Failure to announce a deal with China Mobile (CHL) in Beijing last night was the immediate reason for today’s $30 plunge, which prompted several houses to downgrade the stock. It was a classic “closing of the door after the horses have bolted” moment. As with time immemorial, your broker is asking you to buy high and sell low, delivering to you a perfect money destruction machine.
However, this time, there is far more than meets the eye. China Mobile wasn’t the barrier to greater access to gargantuan 700 million mobile users. It was compatibility with China’s unique 3G TD-SCMA networks. The new plastic $99 iPhone 5c bridges that gap.
Chinese customers can now buy the iPhone 5c retail unsubsidized, as are 70% of the mobile phones in the Middle Kingdom, and use them on the local China Mobile network for the first time. Analysts expect this will enable Apple to pick up 6% of China’s mobile market share immediately, much at he expense of rival Samsung. The full China Mobile subsidy package, which the uninformed and non-technical have been looking for, could still be years off, but has been rendered irrelevant by Apple CEO, Tim Cooks, move.
The reality is that Apple’s unit sales will remain stable, or even grow modestly, with no new products whatsoever, its marketing presence is so overwhelming. So the next version of the Mac Book Pro and iPad due out in coming months can only deliver upside surprises on profits. Expanded carrier distribution, better ASP’s, and higher margins will be the inevitable result.
The company also has plenty of room to cut prices and build market share as existing products, like the iPhone 4 and 4s, age. It’s clear that the ultimate low end entry point for Apple products will be the iWatch, to be launched early next year.
The net net here is that Apple’s earnings estimates will be revised up for the first time in more than a year.
This is happening with the additional rocket fuel of a massive $50 billion share repurchase program that continues unabated. Corporate raider and major shareholder, Carl Icahn, is trolling in the background demanding more.
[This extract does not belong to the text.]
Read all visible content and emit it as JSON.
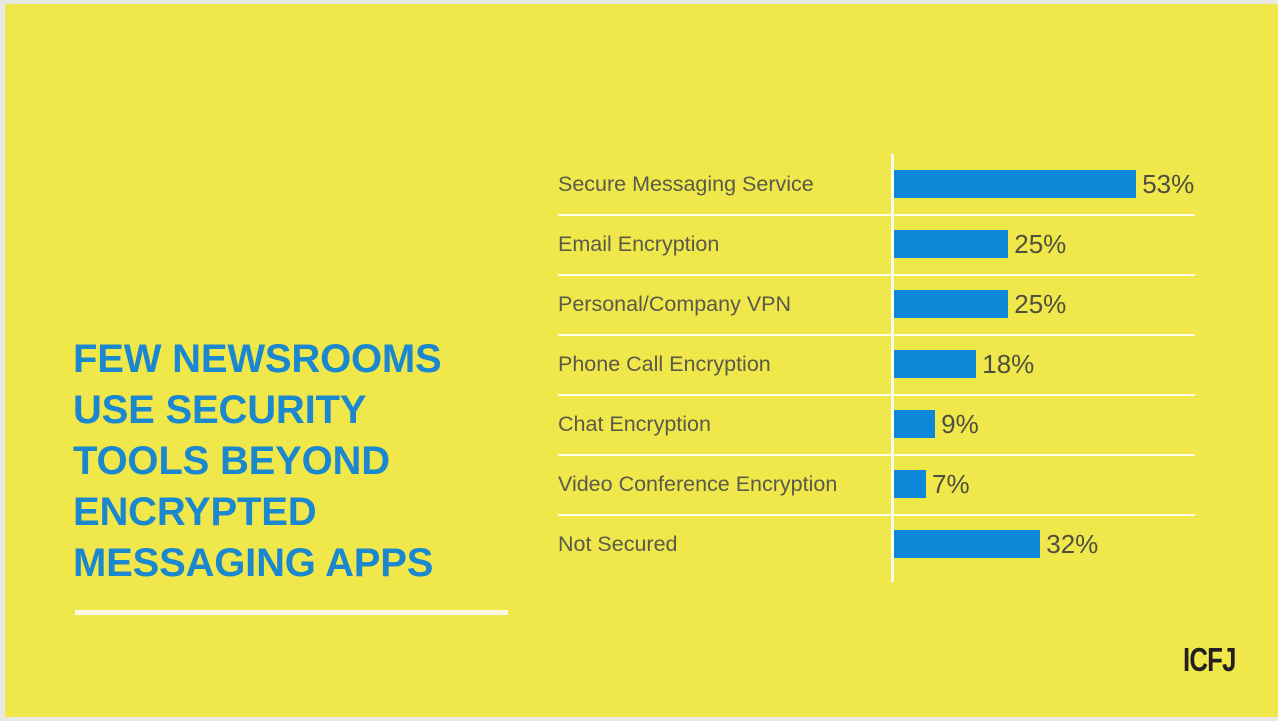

It also helps that the company carried off one of the largest corporate bond deals in history at the absolute peak in the bond market five months ago, a brilliant move that resulted from no small amount of prodding from me.
My tumultuous personal life aside, I am entering this trade cautiously as usual, adding a deep in the money call spread that limits my risk. Note too on the chart that the strikes align nicely with major support levels that should provide an extra safety margin. These only have to hold for five weeks for the October expiration to work.
Take a look at the China Mobile (CHL) chart as well, which will go ballistic if the China recovery story is real.
The best execution can be had by placing your bid for the entire spread in the middle market and waiting for the market to come to you. The difference between the bid and the offer on these deep in-the-money spread trades can be enormous. Don’t execute the legs individually or you will end up losing much of your profit.
Keep in mind that these are ballpark prices only. Spread pricing can be very volatile on expiration months further out.
Here are the specific trades you need to execute this position:
Buy 4 October, 2013 (AAPL) $400 calls at……………..…$69.40
Sell short 4 October, 2013 (AAPL) $430 calls at……….…$42.90
Potential Profit: $30.00 – $26.50 = $3.50
($3.50 X 100 X 4) = $1,400 – 1.40% for the notional $100,000 model portfolio.